Le premier
et le second jour de Pâques.
La cérémonie du séder se répéta absolument identique le lendemain soir, à la même heure, c'est à dire aussitôt qu'il fit nuit close. Ce jour-là et le lendemain 15 et 16 du mois de nissan (30 et 31 mars), il y a grande fête. On va au temple de bonne heure. Hommes et femmes étalent avec complaisance leurs habits et leurs robes, tout frais terminés. C'est plaisir de voir ces braves gens parcourir les rues du village, raides et empesés. On dîne à midi, et l'après-dînée est consacrée aux visites qu'on fait ou qu'on reçoit. Salomon vu son rôle important dans la communauté, était de ceux qui attendaient les visites. Dans ce cas, en Alsace, on reçoit son monde à table, où le chef de la famille et tous les siens demeurent assis jusqu'à l'heure des vêpres. Le dessert reste sur la table et se renouvelle durant toute l'après-dînée, à mesure que les visites le consomment. Dès qu'il entre quelqu'un, ont l'accueille par ce salut hospitalier ; Boruch-habo (béni soit celui qui vient là) ! On lui fait prendre place à table et immédiatement la servante pose devant lui un verre empli du meilleur vin du pays. Vers les deux heures et demie, la salle où nous nous tenions était presque comble. Le bruit des conversations était assourdissant. Il y avait là Iékel, le frère de mon hôte, avec de nombreux parents, le voisin Samuel, le ministre-officiant, l'instituteur communal et le schamess de Bolwiller. Quels étaient les objets de cette conversation bruyante et confuse ? Il serait difficile de le préciser. Le fait est qu'autour de moi on parlait un peu de tout. Il était question à la fois de politique, de chemins de fer, de synagogues récemment construites ou à construire, d'élections consistoriales, de nominations de parnossim (administrateurs des communautés juives), de la foire à bestiaux de Lure et de Saint-Dié. Enfin le coucou placé dans un coin cria quatre heures, et l'assemblée se sépara pour aller à la prière de minha (après-midi).

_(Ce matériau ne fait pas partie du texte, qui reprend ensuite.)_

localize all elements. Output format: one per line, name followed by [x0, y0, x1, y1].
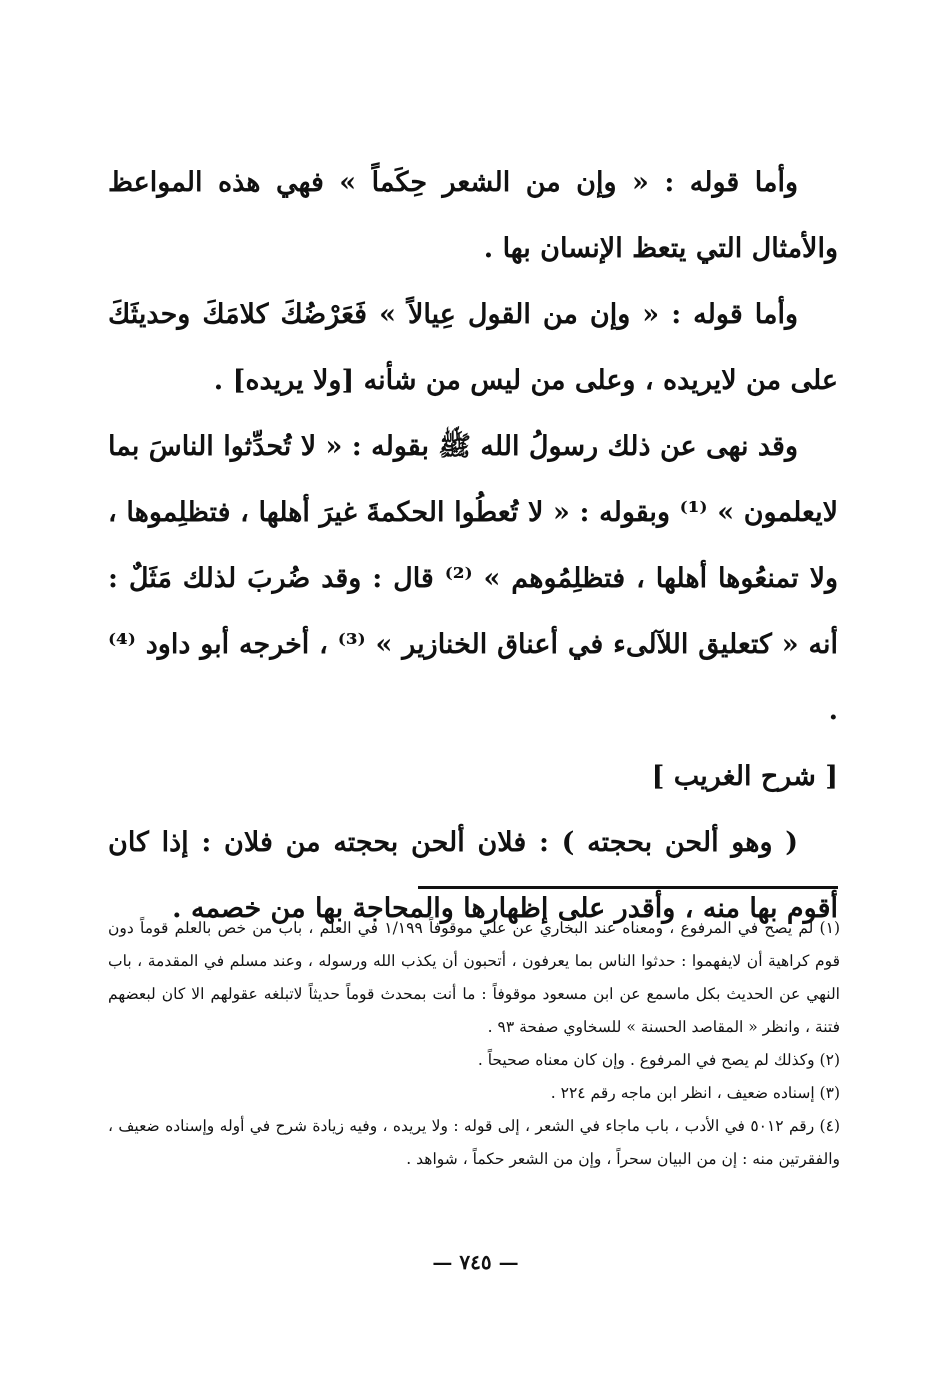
page-number: — ٧٤٥ — — [432, 1250, 519, 1274]
paragraph-alhan-definition: ( وهو ألحن بحجته ) : فلان ألحن بحجته من فلان : إذا كان أقوم بها منه ، وأقدر على إظهارها والمحاجة بها من خصمه . — [108, 827, 838, 924]
paragraph-poetry-wisdom: وأما قوله : « وإن من الشعر حِكَماً » فهي هذه المواعظ والأمثال التي يتعظ الإنسان بها . — [108, 167, 838, 264]
paragraph-prophet-hadith: وقد نهى عن ذلك رسولُ الله ﷺ بقوله : « لا تُحدِّثوا الناسَ بما لايعلمون » ⁽¹⁾ وبقوله : « لا تُعطُوا الحكمةَ غيرَ أهلها ، فتظلِموها ، ولا تمنعُوها أهلها ، فتظلِمُوهم » ⁽²⁾ قال : وقد ضُربَ لذلك مَثَلٌ : أنه « كتعليق اللآلىء في أعناق الخنازير » ⁽³⁾ ، أخرجه أبو داود ⁽⁴⁾ . — [108, 431, 839, 726]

Le le halhamoêd ; une excursion ; une confidence.
La fête de Pâque, comme celle des cabanes, dure huit jours ; mais sur ces huit jours quatre seulement sont des jours de grande fête. Les jours intermédiaires, au nombre de quatre, sont des demi-fêtes seulement, appelées des halhamoêd. Ces demi-fêtes ont un caractère particulier. Pendant le halhamoêd , les hommes laissent là les grosses affaires, et n'expédient que le courant. Les femmes, en demi-toilette, ne travaillent pas, mais se font visite, ou se promènent soit aux abords du village, soit dans les villages voisins. C'est aussi pendant les jours de halhamoêd que les galants vont voir leurs belles, et que se font d'ordinaire les fiançailles en Israël.
Le premier de ces jours de demi-fête, le père Salomon m'avait emmené sur un char-à-bancs, attelé de son petit cheval gris, dans un bourg des environs, à Dornach, chez un de ses parents. Vers le soir, nous revenions à Bolwiller. Le père Salomon faisait trotter le petit gris tout en fumant avec délices du tabac dit violette dans sa pipe des iontof (jour de fête). Le bonhomme avait grande envie de me faire ses confidences sur l'établissement qu'il rêvait pour son fils Schémélé.
- Où comptez-vous passer la Pentecôte prochaine ?
me dit-il tout-à-coup.
- Pardieu, à Biesheim même, chez Lehman Hirsch.
- En ce cas, vous tombez bien, répondit mon interlocuteur
; Hirsch attend précisément pour cette fête, son gendre futur
; car vous savez que c'est l'usage, en Alsace, que les fiancés
aillent voir leurs promises à pareille époque. Du reste, Hirsch est
de vos amis, et il vous contera l'histoire de ce mariage. On en a assez
jasé, Dieu merci ! Après cela, il faut bien que les jeunes se marient.